In MySQL, how does one calculate the median of a group of data ?, Mysql Median
To obtain the median of a set of data (for example, the median of income in a region or company), we need to first divide this task into three smaller tasks:
Example:
Table creation statement:
Create table 'Welcome '('name' VARCHAR (10) not null default '', 'Welcome' INT (11) not null default '0 ') ENGINE = InnoDB default charset = utf8; insert into test. income (name, income) VALUES ('marat', 20000); insert into test. income (name, income) VALUES ('Lee 4', 12000); insert into test. income (name, income) VALUES ('zhang san', 10000); insert into test. income (name, income) VALUES ('wang 'er, 16000); insert into test. income (name, income) VALUES ('tuhao', 40000 );
Query statement of Task 1:
SELECT a1.name, a1.income, count(*) AS rankFROM income AS a1, income AS a2WHERE a1.income < a2.income OR (a1.income = a2.income AND a1.name <= a2.name)GROUP BY a1.name, a1.incomeORDER BY rank;
Query statement of Task 2:
SELECT (COUNT(*) + 1) DIV 2FROM income;
Query statement of Task 3:
SELECT income AS medianFROM (SELECT a1.name, a1.income, count(*) AS rank FROM income AS a1, income AS a2 WHERE a1.income < a2.income OR (a1.income = a2.income AND a1.name <= a2.name) GROUP BY a1.name, a1.income ORDER BY rank) a3WHERE rank = (SELECT (COUNT(*) + 1) DIV 2 FROM income)
So far, we have found a way to obtain the median from a group of data.
Next, we will introduce another method to optimize ranking statements.
We all know how to sort a group of data. In this example, the implementation method is as follows:
SELECT name, incomeFROM incomeORDER BY income DESC
Can we go further and add a column to the query result. The data in this column is the ranking?
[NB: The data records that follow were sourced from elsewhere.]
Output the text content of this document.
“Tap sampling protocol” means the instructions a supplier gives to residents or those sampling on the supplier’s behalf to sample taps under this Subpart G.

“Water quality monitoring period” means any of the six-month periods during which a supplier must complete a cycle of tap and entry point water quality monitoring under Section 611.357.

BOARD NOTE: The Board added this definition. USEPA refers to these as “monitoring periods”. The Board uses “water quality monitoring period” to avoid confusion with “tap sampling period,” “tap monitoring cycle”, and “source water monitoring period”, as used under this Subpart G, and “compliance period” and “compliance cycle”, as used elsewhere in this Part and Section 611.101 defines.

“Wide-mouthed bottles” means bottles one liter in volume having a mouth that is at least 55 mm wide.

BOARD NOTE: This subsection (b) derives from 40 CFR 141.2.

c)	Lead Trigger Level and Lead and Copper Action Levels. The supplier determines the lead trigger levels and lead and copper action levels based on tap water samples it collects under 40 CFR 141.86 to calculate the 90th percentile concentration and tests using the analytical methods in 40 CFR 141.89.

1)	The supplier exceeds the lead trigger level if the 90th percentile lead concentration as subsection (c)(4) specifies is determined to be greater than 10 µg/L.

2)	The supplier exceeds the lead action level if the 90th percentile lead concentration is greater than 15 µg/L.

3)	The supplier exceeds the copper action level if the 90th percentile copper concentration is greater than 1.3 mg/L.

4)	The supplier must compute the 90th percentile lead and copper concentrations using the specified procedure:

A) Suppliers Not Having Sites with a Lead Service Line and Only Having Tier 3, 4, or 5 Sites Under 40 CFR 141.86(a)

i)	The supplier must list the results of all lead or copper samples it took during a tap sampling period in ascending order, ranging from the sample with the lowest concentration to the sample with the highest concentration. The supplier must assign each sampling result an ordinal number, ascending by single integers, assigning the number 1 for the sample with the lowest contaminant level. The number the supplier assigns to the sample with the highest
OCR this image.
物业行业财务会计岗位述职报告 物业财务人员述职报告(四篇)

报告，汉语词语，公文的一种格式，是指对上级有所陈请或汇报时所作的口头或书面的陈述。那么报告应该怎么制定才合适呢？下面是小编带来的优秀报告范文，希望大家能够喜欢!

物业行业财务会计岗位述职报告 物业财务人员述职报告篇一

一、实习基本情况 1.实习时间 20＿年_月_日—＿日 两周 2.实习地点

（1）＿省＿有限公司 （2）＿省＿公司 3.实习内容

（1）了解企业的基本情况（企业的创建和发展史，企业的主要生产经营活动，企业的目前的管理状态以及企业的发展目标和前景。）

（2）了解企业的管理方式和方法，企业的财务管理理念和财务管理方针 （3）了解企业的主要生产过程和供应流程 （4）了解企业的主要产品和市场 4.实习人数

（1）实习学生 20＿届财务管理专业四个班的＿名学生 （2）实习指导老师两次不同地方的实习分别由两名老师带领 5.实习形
We can achieve this through three methods of custom variables:
- The first variable is used to record the income of the current row of data.
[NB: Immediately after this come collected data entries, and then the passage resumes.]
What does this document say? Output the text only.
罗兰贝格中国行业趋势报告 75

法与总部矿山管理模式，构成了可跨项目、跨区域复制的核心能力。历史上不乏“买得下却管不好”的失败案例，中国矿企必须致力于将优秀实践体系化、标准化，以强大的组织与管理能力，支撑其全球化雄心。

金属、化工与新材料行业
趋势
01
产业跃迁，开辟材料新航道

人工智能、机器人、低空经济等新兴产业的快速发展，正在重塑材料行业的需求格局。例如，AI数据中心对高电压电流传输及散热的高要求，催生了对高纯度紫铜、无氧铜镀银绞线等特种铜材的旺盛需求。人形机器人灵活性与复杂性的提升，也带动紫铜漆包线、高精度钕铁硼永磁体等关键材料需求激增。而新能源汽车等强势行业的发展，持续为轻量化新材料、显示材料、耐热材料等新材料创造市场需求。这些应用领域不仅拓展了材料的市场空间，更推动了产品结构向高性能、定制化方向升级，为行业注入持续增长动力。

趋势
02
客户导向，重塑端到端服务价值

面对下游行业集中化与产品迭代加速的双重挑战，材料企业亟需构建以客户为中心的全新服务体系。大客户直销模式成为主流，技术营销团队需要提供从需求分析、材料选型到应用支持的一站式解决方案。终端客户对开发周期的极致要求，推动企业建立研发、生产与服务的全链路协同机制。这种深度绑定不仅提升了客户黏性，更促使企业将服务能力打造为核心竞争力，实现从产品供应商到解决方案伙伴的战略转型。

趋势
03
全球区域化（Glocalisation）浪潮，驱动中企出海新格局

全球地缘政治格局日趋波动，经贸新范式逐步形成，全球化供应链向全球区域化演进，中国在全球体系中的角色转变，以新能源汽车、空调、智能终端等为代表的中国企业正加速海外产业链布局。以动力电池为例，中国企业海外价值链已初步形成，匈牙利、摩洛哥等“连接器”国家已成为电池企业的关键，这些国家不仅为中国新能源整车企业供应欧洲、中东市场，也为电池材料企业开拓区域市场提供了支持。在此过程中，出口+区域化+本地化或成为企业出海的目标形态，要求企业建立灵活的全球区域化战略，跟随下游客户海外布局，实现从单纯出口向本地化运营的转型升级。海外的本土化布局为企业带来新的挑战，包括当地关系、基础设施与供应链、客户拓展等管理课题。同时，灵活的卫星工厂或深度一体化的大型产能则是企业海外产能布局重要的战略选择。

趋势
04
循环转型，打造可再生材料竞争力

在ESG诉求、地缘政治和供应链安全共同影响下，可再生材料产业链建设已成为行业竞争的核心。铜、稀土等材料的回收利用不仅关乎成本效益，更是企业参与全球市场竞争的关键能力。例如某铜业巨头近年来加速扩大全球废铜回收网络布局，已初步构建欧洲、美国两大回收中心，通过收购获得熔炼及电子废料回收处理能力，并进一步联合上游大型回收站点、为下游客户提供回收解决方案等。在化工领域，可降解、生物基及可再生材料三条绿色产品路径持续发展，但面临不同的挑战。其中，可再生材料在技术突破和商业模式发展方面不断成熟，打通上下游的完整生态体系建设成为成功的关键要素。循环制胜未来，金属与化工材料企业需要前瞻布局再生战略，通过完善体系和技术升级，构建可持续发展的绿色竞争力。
- The second variable is used to record the income of the last row of data.
- The third variable is used to record the ranking of the data in the current row.
SET @curr_income := 0;SET @prev_income := 0;SET @rank := 0;SELECT name, @curr_income := income AS income, @rank := if(@prev_income != @curr_income, @rank + 1, @rank) AS rank, @prev_income := @curr_income AS dummyFROM incomeORDER BY income DESC
The query result is as follows:
Then, find the ranking number of the median to further find the median of income:
SET @curr_income := 0;SET @prev_income := 0;SET @rank := 0;SELECT income AS medianFROM (SELECT name, @curr_income := income AS income, @rank := if(@prev_income != @curr_income, @rank + 1, @rank) AS rank, @prev_income := @curr_income AS dummy FROM income ORDER BY income DESC) AS a1WHERE a1.rank = (SELECT (COUNT(*) + 1) DIV 2 FROM income)
So far, we have found two ways to solve the median problem. Spread flowers.